In a moment in between midterm-induced nail biting and Clemons-dwelling, my friends and I retreated to Newcomb for a quick lunch. As we settled into our meal, one friend relayed to the table her morning struggle to find a clean shirt to wear to class. Commonplace as this may seem — shockingly enough, laundry doesn’t top the list of fun things to do in college on weekends — there was something about the way my friend articulated her concern which caught my attention.
She followed up her story by mentioning she often judges people harshly for wearing stained clothing in public, and that tendency accounts for her own insecurity when looking through her closet in the morning. Of course, it’s pretty widely understood that we, as people, have a tendency to judge one another based on fleeting first impressions and trivialities, like someone’s mannerisms or way of dress. But my friend’s comment made me think: who exactly is benefitting from this constant process, this split-second character assessment?
I think many would be quick to answer this question by saying people tend to judge others because it makes them feel better about themselves. That seems valid enough — except for the fact that my friend from lunch, for example, is surely not feeling so hot about herself when she’s frantically washing stains out in the sink and neurotically arming herself with Tide-to-Go in the mornings. I’d say, if anything, being judgmental is making us feel worse.

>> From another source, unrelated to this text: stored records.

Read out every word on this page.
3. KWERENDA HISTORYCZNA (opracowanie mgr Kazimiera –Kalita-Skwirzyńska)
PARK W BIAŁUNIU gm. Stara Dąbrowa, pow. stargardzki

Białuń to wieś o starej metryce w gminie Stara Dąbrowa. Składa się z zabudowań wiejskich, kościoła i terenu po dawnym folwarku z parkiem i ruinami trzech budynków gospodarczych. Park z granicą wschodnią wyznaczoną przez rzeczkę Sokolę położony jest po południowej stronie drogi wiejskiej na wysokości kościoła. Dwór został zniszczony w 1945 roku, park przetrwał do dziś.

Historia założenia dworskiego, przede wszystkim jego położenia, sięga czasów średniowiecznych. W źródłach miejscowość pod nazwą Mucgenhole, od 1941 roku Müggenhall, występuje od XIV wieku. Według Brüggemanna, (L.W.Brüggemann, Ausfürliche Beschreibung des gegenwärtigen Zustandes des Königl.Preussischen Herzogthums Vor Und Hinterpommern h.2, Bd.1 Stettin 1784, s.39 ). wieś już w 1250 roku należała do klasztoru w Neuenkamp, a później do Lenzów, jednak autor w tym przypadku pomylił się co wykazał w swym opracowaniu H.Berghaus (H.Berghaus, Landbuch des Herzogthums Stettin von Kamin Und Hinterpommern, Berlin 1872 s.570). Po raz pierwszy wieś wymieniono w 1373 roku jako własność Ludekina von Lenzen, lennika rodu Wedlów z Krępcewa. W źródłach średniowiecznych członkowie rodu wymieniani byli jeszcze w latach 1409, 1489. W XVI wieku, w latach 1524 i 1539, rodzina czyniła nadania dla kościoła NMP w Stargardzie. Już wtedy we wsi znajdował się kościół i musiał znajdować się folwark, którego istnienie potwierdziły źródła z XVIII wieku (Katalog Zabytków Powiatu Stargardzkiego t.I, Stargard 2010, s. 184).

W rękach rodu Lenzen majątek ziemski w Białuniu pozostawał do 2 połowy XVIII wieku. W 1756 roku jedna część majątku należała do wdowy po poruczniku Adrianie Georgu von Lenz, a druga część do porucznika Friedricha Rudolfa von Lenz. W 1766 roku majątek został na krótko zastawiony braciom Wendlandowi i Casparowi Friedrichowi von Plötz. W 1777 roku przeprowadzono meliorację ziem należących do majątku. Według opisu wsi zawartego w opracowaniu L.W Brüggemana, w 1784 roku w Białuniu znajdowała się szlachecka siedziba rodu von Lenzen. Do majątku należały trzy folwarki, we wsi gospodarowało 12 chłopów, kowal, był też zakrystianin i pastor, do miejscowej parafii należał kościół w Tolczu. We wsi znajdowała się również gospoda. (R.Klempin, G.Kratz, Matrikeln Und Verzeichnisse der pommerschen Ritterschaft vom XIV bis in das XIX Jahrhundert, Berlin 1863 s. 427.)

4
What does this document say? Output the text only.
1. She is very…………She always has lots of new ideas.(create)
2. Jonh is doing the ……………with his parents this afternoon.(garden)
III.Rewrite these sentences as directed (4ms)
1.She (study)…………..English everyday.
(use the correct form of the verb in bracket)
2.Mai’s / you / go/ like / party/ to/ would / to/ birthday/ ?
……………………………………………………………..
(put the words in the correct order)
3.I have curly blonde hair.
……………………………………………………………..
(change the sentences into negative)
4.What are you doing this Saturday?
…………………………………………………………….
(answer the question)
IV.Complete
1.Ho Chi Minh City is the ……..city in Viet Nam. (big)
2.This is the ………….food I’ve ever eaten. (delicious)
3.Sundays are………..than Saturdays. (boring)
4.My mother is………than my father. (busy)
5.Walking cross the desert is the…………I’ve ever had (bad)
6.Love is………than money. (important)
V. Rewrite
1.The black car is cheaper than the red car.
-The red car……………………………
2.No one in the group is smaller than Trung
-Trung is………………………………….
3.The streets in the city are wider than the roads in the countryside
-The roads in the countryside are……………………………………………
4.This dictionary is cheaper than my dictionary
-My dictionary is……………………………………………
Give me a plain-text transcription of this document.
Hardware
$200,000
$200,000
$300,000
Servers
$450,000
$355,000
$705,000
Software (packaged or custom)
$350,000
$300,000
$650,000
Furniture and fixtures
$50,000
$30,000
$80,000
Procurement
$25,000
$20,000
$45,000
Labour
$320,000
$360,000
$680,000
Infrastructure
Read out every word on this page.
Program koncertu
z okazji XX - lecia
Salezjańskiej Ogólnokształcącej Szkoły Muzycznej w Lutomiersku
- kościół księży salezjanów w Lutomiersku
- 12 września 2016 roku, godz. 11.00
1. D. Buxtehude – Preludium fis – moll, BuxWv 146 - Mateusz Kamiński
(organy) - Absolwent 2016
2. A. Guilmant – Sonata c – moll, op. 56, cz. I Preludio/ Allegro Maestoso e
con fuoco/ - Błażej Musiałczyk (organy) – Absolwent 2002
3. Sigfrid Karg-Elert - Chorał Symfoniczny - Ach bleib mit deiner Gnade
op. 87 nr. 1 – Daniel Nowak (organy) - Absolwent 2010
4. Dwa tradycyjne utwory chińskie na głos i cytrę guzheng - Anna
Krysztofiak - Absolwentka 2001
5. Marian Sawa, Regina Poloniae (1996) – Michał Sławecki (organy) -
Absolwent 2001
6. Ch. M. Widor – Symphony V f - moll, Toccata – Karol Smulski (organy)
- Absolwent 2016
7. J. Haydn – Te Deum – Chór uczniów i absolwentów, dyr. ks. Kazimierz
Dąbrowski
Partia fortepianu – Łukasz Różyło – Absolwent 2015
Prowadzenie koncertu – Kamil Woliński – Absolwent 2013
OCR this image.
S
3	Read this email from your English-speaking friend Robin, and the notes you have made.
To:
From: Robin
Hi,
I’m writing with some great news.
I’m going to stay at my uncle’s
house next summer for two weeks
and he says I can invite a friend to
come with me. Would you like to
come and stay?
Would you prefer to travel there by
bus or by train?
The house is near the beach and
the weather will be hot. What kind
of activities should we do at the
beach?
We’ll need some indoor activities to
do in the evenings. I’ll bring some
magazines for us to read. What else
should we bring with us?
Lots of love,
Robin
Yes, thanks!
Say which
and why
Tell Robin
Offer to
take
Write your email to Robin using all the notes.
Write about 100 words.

I’ve always considered myself one who doesn’t like to judge. In fact, I like to fancy myself as wholly accepting. You want to rock a deodorant-stained T-shirt to class? Go for it — who has time to wash those off anyway? You want to streak the Lawn in subzero temperatures on a regular basis? Do it. I admire your free-spiritedness. You want to build a shrine in your apartment dedicated to the fervent worship of Joe Harris’ jump shot? I can’t say I blame you for that one.
Yes, I’m basically a young Mother Teresa. But in making such a production of my own tolerance, I have to ask myself whether my unfaltering openness isn’t fostering a closed-minded attitude toward those who may feel differently than I do.
I find myself quick to attribute the phrase “homophobic bigot” to any person who drops the word “fag” in conversation. I’m severely judgmental of the girl who calls her friend a “slut” because of her presumably antiquated set of values. Even the most fleeting of quasi-racist comments leave me with a bad taste in my mouth in regards to the obviously uncultured, tasteless person who spoke them.
It’s hard to reconcile making these quick assessments of people with claiming to be so open-minded to all differences of opinion. At some point, I think it’s important for me to make a concerted effort to see where these people are coming from.
That being said, I think it’s necessary to recognize people don’t form their opinions in a nonpartisan vacuum. Rather, viewpoints are shaped by where we come from and how we are raised. People are essentially products of their environments. With that in mind, perhaps intolerance is not so much an issue of a few individual bigots, but an issue born of a society which normatively sanctions bigotry.
Of course, I don’t know how valid any of this is — I’m just one person speculating the nature of one of the most prevalent social issues of today. Clearly I’m not suggesting I have all the answers. What I am suggesting, though, is we all take a few moments to collect our thoughts before forming a definitive opinion of what someone’s all about. I have reason to believe there’s something to be said about the growth which could result from us trying — and I mean really trying — to understand each other.